Anyway, a few topics of interest came up that I thought I’d share:

  • My (possibly brilliant, or perhaps stranger than I) cousin Steve brought up the suggestion that adults should start referring to their age in months as opposed to years.  It’s more specific, it sounds impressive the older you get, and it gives clues to your birthday… that is if you’re good at math and know your times table.  Just remember, you have to be older than 252 months to drink and older than 216 months to vote, see Rated R movies, and be considered “legal.”
  • I was reminded of an old daydream I used to have where people kept growing the older they got, so you’d have to have bigger homes and bigger cars and bigger clothes and bigger factories to make all those big things.  Nobody could lie about their age or get Botox or plastic surgery to stay small.  And even if you were fifty, your seventy year old parents could still pick you up if they needed to, or you had a bad day and wanted to be nuzzled.  (I’m probably stranger than Steve, hands down.)
  • Do celebrities have insurance?  Do movie stars walk around with Blue Cross cards or Medicaid, or do they simply pay cash?  Maybe they get comped like with stores and restaurants.  “Hey, guess where Angelina and Brad went when they got the flu?  Kaiser Permanente.”  “Man, I wanna go there, too!”  I could research this further, but I only really cared about it last night.
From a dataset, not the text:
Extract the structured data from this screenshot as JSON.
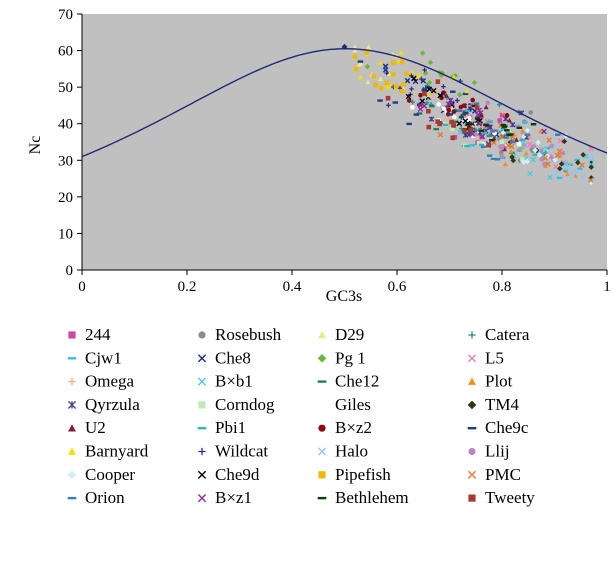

Drunken Recollection… Tron And Lil’ Wayne = Cheese And Whine

I’m no fashionista.  (I even felt uncomfortable writing that word.)  I don’t dress in the latest fashions (if Target or Kohl’s ever become haute couture, I’ll be set).  I don’t even wear a suit to formal affairs (I have my standard white dress shirt, random tie, black pants, and until someone called me out on wearing a certain vest to their wedding – a certain vest).

So please do not judge me as I judge another.  My sisters always said it’s 10% what you wear and 90% your attitude (I think they borrowed liberally from another saying), but there was this guy at the bar that made some choices, and then some additional choices on top of those, and… well, let me explain.

First off, he was in mid- to late-twenties, and he was wearing a hooded sweatshirt bearing what I call “a Tron pattern.”

(Not So) Artistic Representation

(Not So) Artistic Representation

Which on its own, I guess, would be fine and dandy (I shall never write that phrase again).  But he could have worn something akin to this, instead:

Boba Swett...shirt

Boba Swett...shirt

And he would have pulled off the look a bit better.  But he also could have actually gone to this extreme like this guy:

Does he Master Controller to Tron?

Does he Master Controller to Tron?

Yet I’m not done.  The sweatshirt was a few sizes too small, as it tapered and adhered to his arms.  A bad choice on its own, but forgivable if he opted NOT TO WEAR THE HOOD.  It was snug on his noggin, and seemed to pull up the shirt underneath as well.

So what? you might be thinking.  He can just put down the hood.  My response: then why doesn’t he pull up the back of his pants!  He had them purposely draped below his gray boxer briefed bum, as his leather belt held them firmly there.  My friend, Jess, thought he might not know, but I knew he knew.  It was another in a long line of bad choices.

The coup de grace for me was when my friend Devin was doing karaoke of Lil’ Wayne’s “A Milli” (which is a dumb song, btw, with some of the worst lyrics… check them out after the jump).  This too-small-Tron-hoodie-wearing, non-boxer-pants-sagging doofus jumped up to sing with him, and he couldn’t keep up!  He ruined it for Devin.  Oh well.  Like I said, who am I to judge… in my 90’s X-Men tee and skaterboi jeans with the cuffs rolled up.

(SIDE RANT: What’s the appeal of Lil’ Wayneanyway?  Is he big merely for the fact he may have been the first to integrate electronica with rap?  Why couldn’t he be a nice, clean cut guy like Chris Brown, and get cozy with a sweetheart like Rihanna?)